WCK 4282, high-dose cefepime/tazobactam, possesses potent in vitro activity against Gram-negative organisms including ESBL- and cephalosporinase-harbouring strains. The purpose of this evaluation was to investigate the in vivo activity of human-simulated exposures of WCK 4282 against serine-β-lactamase-harbouring Enterobacterales and Pseudomonas aeruginosa. Nineteen clinical isolates were evaluated (ESBL/cephalosporinase producers, n = 8 Escherichia coli, n = 4 P. aeruginosa; KPC producers, n = 3 Klebsiella pneumoniae, n = 1 Klebsiella aerogenes; OXA-48/181 producers, n = 2 K. pneumoniae, n = 1 E. coli). WCK 4282 MICs ranged from 4 to 32 mg/L compared with 16 to >128 mg/L for cefepime. Thigh-infected neutropenic mice received cefepime, WCK 4282 or sham control over 24 h prior to harvest. Cefepime and tazobactam dosing regimens produced plasma profiles of fAUC, fT>MIC and fCmax similar to human exposure after WCK 4282 2/2 g every 8 h (1.5 h infusion). Bacterial burdens (log10 cfu/thigh) were 5.81 ± 0.36 at 0 h and 9.29 ± 0.88 at 24 h in untreated controls.

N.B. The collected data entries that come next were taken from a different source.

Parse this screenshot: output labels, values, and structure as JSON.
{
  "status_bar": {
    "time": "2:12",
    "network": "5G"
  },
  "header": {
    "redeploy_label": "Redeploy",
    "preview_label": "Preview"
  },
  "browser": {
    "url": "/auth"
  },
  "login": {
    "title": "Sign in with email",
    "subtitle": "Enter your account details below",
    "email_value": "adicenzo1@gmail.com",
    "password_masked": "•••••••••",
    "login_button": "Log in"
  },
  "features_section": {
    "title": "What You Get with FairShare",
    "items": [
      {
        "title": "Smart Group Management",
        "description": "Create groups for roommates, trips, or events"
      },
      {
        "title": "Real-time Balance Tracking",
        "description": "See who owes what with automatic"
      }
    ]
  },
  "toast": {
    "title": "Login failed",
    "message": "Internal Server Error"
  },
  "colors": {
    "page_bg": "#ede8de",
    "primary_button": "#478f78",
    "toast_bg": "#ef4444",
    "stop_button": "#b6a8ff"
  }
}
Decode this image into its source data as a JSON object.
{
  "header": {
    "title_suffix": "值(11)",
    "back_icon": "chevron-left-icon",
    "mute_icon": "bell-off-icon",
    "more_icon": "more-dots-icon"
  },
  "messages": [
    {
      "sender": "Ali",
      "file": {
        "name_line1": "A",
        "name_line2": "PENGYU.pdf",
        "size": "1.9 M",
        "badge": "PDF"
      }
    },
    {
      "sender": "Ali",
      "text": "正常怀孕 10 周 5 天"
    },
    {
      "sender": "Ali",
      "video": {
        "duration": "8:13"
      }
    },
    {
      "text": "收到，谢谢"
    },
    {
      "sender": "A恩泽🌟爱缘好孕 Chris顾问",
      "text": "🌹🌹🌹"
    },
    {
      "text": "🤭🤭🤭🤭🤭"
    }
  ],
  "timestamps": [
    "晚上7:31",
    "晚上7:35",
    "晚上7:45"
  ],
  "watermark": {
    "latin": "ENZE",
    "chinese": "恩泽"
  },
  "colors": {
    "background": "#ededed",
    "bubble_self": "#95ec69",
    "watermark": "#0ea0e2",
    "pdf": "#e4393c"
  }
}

WCK 4282 produced potent activity against ESBL/cephalosporinase-producing strains with WCK 4282 MIC ≤16 mg/L; mean changes in log10 cfu/thigh from 0 h were -1.70 ± 0.77 and +1.86 ± 2.03 log10 cfu/thigh for WCK 4282 and cefepime human-simulated regimens, respectively. WCK 4282 produced variable activity against serine-carbapenemase-harbouring isolates. For the KPC-harbouring strains, WCK 4282 produced bacteriostasis with a mean -0.1 ± 0.61 log10 cfu/thigh. Against OXA-48/181-harbouring isolates, WCK 4282 produced a range of change in bacterial burden of -1.23 ± 0.33 to +1.04 ± 0.7 log10 cfu/thigh. Human-simulated exposures of WCK 4282 produced in vivo efficacy against ESBL/cephalosporinase-producing, piperacillin/tazobactam- and ceftolozane/tazobactam-non-susceptible Enterobacterales and P. aeruginosa. These findings support further development of this combination as a carbapenem-sparing agent.